Nvidia is a California based company best known for its graphic cards which are very popular in the video game industry. Unsurprisingly, business has been going well in the past few months, in a world where people stayed home most of the time.
The company has great ambitions for this deal and claims that this acquisition would create “the premier computing factory for the age of artificial intelligence”.
"Arm will remain headquartered in Cambridge," said Nvidia's chief executive Jensen Huang. "We will expand on this great site and build a world-class AI research facility, supporting developments in healthcare, life sciences, robotics, self-driving cars and other fields. And, to attract researchers and scientists from the UK and around the world to conduct groundbreaking work, Nvidia will build a state-of-the-art AI supercomputer, powered by Arm CPUs. Arm Cambridge will be a world-class technology center.”
However, this move will most likely be challenged in the industry. For Nvidia, having control over Arm – remember it provides customizable chips for many electronic manufacturers such as Apple and Samsung – means that Nvidia now has the possibility to make its own central processor chips, giving it an even more important control over the chip market.
This is also one more combatant in the US camp in the cold war trade between China and the US. China is rushing to build its own domestic semiconductor industry, while the US are doing what they can to stay in the race. With Arm in the hands of an American company, they could very well block their partnerships with Chinese manufacturers to participate in the trade war started by President Trump. Hermann Hauser, co-founder of ARM, warns that this acquisition might very well make the UK a "vassal of the US" in the East-West conflict.
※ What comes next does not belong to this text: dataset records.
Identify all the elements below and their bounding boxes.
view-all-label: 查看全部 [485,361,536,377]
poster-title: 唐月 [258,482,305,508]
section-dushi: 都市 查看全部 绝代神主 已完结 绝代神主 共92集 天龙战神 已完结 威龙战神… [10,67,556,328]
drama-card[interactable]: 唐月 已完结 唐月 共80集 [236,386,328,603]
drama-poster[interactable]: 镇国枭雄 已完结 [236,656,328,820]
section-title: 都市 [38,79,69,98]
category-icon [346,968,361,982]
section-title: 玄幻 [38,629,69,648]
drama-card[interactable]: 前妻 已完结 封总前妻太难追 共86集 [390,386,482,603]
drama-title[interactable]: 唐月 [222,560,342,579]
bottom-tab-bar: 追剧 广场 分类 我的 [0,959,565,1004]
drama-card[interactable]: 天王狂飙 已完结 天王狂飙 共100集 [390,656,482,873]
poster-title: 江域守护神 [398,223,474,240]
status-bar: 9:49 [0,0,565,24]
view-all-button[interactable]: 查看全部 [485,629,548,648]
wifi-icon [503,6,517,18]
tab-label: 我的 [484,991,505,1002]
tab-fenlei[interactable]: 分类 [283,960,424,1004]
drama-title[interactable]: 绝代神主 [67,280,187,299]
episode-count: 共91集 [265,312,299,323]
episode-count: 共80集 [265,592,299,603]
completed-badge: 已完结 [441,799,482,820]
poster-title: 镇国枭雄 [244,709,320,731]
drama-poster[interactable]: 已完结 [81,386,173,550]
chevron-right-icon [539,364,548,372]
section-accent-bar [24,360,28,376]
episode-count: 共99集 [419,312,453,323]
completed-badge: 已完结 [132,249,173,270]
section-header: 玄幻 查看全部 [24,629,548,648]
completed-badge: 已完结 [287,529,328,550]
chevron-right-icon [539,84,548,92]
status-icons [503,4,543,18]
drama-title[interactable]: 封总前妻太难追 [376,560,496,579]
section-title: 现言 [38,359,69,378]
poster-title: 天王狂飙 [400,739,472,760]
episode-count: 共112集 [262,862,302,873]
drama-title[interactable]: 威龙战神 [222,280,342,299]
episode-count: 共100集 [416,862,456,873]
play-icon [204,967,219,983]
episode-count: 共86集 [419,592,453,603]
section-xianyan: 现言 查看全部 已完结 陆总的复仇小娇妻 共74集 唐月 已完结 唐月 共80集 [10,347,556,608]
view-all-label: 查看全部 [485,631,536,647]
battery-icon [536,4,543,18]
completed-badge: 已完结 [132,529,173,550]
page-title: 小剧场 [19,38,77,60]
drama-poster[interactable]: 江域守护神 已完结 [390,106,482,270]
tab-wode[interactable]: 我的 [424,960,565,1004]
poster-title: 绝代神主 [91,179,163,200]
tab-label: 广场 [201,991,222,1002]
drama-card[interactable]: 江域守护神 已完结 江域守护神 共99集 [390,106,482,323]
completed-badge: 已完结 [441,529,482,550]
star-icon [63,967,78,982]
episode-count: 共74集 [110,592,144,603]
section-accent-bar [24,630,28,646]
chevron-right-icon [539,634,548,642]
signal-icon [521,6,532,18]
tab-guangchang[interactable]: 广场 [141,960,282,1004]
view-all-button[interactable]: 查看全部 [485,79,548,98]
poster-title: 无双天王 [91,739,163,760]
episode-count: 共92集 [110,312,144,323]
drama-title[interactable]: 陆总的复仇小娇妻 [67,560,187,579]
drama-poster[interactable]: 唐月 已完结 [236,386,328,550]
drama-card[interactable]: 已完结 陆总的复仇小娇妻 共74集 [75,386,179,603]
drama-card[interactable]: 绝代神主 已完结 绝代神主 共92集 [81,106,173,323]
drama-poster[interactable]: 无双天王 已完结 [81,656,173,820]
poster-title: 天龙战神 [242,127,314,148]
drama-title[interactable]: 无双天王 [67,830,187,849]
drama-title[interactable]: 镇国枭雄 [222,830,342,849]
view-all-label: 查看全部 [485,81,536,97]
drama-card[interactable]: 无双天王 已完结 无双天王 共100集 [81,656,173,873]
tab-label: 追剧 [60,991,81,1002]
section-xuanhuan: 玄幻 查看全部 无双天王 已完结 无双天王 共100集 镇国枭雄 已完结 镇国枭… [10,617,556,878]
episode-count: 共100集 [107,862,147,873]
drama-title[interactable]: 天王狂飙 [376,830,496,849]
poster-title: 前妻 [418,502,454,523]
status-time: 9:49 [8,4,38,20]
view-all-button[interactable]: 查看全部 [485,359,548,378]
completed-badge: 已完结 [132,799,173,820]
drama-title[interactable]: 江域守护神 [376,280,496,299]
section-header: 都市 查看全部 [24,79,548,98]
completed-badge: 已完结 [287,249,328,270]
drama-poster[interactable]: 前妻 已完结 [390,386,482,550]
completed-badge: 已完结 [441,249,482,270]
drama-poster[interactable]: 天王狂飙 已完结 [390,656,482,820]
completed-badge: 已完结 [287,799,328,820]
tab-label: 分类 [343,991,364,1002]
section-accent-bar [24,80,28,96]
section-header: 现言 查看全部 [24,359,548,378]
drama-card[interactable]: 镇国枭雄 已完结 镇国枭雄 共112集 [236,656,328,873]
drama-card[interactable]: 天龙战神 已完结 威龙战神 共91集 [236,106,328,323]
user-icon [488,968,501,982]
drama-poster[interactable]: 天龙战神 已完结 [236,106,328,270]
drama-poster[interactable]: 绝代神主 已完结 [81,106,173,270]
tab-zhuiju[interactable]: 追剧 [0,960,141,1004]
Neutrality was one of the key forces of Arm, and it just lost it.
Geoff Blaber, vice president of research for the Americas with CCS Insights, confessed that the deal would face extreme opposition as “Independence is critical to the ongoing success of Arm and once that is compromised, its value will start to erode.”
We must note, though, that Nvidia and Arm do not directly compete which could be helpful in settling up conflicts in a market where mergers are seen with a bad eye, as their consequence can be market changing.
Although Nvidia has promised to keep their workers in the UK and to hire even more staff, Sonja Laud, chief investment officer at Legal & General Investment Management, says that these promises are not to be taken as granted, as he note that “with the expiry about to happen and obviously the Brexit negotiations under way it will be very interesting to see how this develops in the future." Will they or will they not keep the jobs local? This remains to be seen, but the Labour Party has urged the government to intervene.